Jeffrey joins us on the ridge. He isn’t wearing a jacket, just jeans and a T-shirt, but he doesn’t look cold. He’s too mad to shiver. His expression as he surveys our new environment is carefully blank. A cloud moves over the sun, casting the valley in shadow. The air instantly feels about ten degrees colder. I’m suddenly anxious, like now that I’ve officially arrived in Wyoming the trees will burst into flame and I’ll have to fulfill my purpose on the spot. So much is expected of me in this place.
“Don’t worry.” Mom puts her hands on my shoulders and squeezes briefly. “This is where you belong, Clara.”
“I know.” I try to muster a brave smile.
“You,” she says, moving to Jeffrey, “are going to love the sports here. Snow skiing and waterskiing and rock climbing and all kinds of extreme sports. I give you full permission to hurl yourself off stuff.”
“I guess,” he mutters.
“Great,” she says, seemingly satisfied. She snaps a quick picture of us. Then she moves briskly back to the car. “Now let’s go.”
I follow her as the road twists down the mountain. Another sign catches my eye. WARNING, it says, SHARP CURVES AHEAD.
Right before we reach Jackson we turn onto Spring Gulch Road, which takes us to another long, winding road, this one with a big iron gate we need a pass code to get through. That’s my first inkling that our humble abode is going to be fairly posh. My second clue is all the enormous log houses I see tucked away in the trees. I follow Mom’s car as she turns down a freshly plowed driveway and makes her way slowly through a forest of lodgepole pine, birch, and aspen trees, until we reach a clearing where our new house poses on a small rise.
“Whoa,” I breathe, gazing up at the house through the windshield. “Jeffrey, look.”
The house is made of solid logs and river
rock, the roof covered with a blanket of pure white snow like what you see on a gingerbread house, complete with a set of perfect silver icicles dangling along the edges.
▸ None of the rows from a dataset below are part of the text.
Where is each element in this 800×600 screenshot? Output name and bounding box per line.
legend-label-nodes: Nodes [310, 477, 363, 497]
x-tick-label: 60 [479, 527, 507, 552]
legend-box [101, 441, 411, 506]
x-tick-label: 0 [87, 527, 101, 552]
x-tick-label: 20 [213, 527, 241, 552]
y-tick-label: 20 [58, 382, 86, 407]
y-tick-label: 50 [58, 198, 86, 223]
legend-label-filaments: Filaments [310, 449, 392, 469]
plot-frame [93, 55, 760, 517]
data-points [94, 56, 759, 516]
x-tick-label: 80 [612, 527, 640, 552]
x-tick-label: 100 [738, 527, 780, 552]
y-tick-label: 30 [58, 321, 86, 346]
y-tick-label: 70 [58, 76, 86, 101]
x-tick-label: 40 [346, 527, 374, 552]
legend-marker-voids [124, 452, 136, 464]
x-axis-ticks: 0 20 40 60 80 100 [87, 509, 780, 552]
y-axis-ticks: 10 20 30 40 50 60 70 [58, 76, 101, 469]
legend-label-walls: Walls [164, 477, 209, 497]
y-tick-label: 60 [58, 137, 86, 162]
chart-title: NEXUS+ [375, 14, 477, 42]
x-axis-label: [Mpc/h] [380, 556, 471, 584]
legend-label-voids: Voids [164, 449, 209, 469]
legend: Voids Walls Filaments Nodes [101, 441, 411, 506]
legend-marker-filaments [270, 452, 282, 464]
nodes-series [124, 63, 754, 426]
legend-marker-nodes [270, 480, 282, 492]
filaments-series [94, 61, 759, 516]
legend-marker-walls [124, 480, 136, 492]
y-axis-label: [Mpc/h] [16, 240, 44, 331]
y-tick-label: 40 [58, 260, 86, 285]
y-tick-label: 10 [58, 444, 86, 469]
It’s bigger than our house in California, but cozier somehow, with a long, covered porch and huge windows that look out on a mind-bogglingly spectacular view of the snow-covered mountain range.
“Welcome home,” Mom says. She’s leaning against her car, taking in our stunned reactions as we step out into the circular drive. She is so pleased with herself for finding this house she’s practically bursting into song. “Our nearest neighbor is almost a mile away. This little wood is all ours.”
A breeze stirs the trees so that wisps of snow drift down through the branches, like our house is in a snow globe resting on a mantelpiece. The air feels warmer here. It’s absolutely quiet. A sense of well-being washes over me.
This is home, I think. We’re safe here, which comes as a huge relief because, after weeks of nothing but visions and danger and sorrow, the uncertainty of moving and leaving everything behind, the insanity of it all, I can finally picture us having a life in Wyoming. Instead of only seeing myself walking into a fire.
I glance over at Mom. She’s literally glowing, getting brighter and brighter by the second, a low vibrating hum of angelic pleasure rolling off her. Any second now and we’ll be able to see her wings.
Jeffrey coughs. The sight is still new enough to weird him out.
“Mom,” he says. “You’re doing the glory thing.”
She dims.
“Who cares?” I say. “There’s no one around to see it. We can be ourselves here.”